Toxin levels produced by genotype B isolates. Toxin levels in late-log-phase culture supernatants were quantified as described in Materials and Methods. Charts shown are for (A) ETX, CPB, and CPB2 (all quantified via Western blots) and for (B) PFO and (C) CPA (quantified via toxin activity assays). PLC, phospholipase C.

FIG. 4.

Comparative analysis of toxin production by different genotypes of C. perfringens isolates in late-log-phase culture supernatants. Results shown are for CPB (A), ETX (B), CPA (C), and PFO (D) as relative percentages of surveyed isolates found in each range of toxin levels, quantified as described in Materials and Methods. For all panels, ND indicates that toxin could not be detected in culture supernatants.
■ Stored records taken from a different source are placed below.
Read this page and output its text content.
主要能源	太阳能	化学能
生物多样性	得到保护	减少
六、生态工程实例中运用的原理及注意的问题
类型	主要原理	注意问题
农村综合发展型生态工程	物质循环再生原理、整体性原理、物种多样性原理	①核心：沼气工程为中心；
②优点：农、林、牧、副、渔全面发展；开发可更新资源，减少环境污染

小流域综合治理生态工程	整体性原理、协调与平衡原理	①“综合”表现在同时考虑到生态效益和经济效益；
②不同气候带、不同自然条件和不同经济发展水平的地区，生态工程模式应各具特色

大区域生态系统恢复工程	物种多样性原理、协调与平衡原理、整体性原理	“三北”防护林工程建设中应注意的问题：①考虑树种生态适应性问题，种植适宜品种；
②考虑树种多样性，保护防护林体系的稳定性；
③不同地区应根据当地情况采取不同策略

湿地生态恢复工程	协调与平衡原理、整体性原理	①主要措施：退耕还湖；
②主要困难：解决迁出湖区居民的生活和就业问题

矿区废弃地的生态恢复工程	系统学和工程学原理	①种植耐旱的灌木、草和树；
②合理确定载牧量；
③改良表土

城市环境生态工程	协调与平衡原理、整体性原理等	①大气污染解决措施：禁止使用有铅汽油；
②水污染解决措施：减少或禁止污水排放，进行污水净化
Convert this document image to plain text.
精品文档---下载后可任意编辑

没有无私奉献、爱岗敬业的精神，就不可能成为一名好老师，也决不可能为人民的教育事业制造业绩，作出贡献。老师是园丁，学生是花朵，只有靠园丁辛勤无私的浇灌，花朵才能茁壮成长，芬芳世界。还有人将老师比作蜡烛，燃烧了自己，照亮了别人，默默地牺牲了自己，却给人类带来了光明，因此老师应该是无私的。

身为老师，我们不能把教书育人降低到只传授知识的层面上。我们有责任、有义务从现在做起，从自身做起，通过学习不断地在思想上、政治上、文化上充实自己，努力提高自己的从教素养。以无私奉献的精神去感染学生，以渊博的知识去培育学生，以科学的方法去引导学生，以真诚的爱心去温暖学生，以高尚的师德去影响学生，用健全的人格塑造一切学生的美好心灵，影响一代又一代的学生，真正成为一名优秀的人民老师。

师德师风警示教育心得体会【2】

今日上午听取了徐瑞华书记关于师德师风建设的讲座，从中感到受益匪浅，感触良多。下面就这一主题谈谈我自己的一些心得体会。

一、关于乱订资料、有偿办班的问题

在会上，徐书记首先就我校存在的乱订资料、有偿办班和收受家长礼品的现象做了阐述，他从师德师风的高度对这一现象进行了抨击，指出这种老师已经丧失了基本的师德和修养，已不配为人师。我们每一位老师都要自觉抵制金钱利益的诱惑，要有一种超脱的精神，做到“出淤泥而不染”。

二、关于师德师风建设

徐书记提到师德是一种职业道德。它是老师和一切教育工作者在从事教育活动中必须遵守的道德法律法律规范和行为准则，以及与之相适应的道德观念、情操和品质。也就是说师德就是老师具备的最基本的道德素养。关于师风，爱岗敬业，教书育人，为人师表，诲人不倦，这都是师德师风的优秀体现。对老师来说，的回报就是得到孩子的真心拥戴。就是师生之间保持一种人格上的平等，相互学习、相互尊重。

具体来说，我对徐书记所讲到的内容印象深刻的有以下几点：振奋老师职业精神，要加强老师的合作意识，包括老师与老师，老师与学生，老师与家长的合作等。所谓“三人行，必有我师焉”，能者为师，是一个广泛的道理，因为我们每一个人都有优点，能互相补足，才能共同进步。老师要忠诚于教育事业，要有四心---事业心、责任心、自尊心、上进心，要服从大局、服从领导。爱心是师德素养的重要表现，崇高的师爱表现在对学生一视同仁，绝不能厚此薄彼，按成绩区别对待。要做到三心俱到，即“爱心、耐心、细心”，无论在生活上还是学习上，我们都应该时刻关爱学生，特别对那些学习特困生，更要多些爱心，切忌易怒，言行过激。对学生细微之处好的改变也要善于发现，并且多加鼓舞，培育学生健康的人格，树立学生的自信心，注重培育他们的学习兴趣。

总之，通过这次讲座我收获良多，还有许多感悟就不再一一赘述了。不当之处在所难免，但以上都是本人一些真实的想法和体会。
Total numbers of isolates were 10 (type A), 19 (type B), 34 (type C), and 39 (type D).

FIG. 5.

Lethalities of non-trypsin-treated (non-tryp) and trypsin-treated C. perfringens genotype B isolate culture supernatants expressed as LD₅₀/ml values. Pairs of mice were injected i.v. through the tail vein with dilutions of culture supernatants, and mice were observed for up to 48 h for the development of clinical signs of distress.

FIG. 6.

Correlation analyses of genotype B toxin levels versus mouse i.v. LD₅₀/ml values for non-trypsin-treated culture supernatants. LD₅₀/ml values were correlated with the amount of CPA (A), CPB (B), CPB2 (C), ETX (D), and PFO (E) present in each vegetative culture supernatant. A linear equation was then used to draw a best-fit line based on the data points, and the R² value for this line is reported for each graph.

FIG. 7.

Correlation analyses of genotype B toxin levels versus mouse i.v. LD₅₀/ml values for trypsin-treated culture supernatants. LD₅₀/ml values were correlated with the amounts of CPA (A), CPB (B), CPB2 (C), ETX (D), and PFO (E) present in the vegetative culture supernatants prior to trypsin treatment. A linear equation was then used to draw a best-fit line based on the data points, and the R² value for this line is reported for each graph.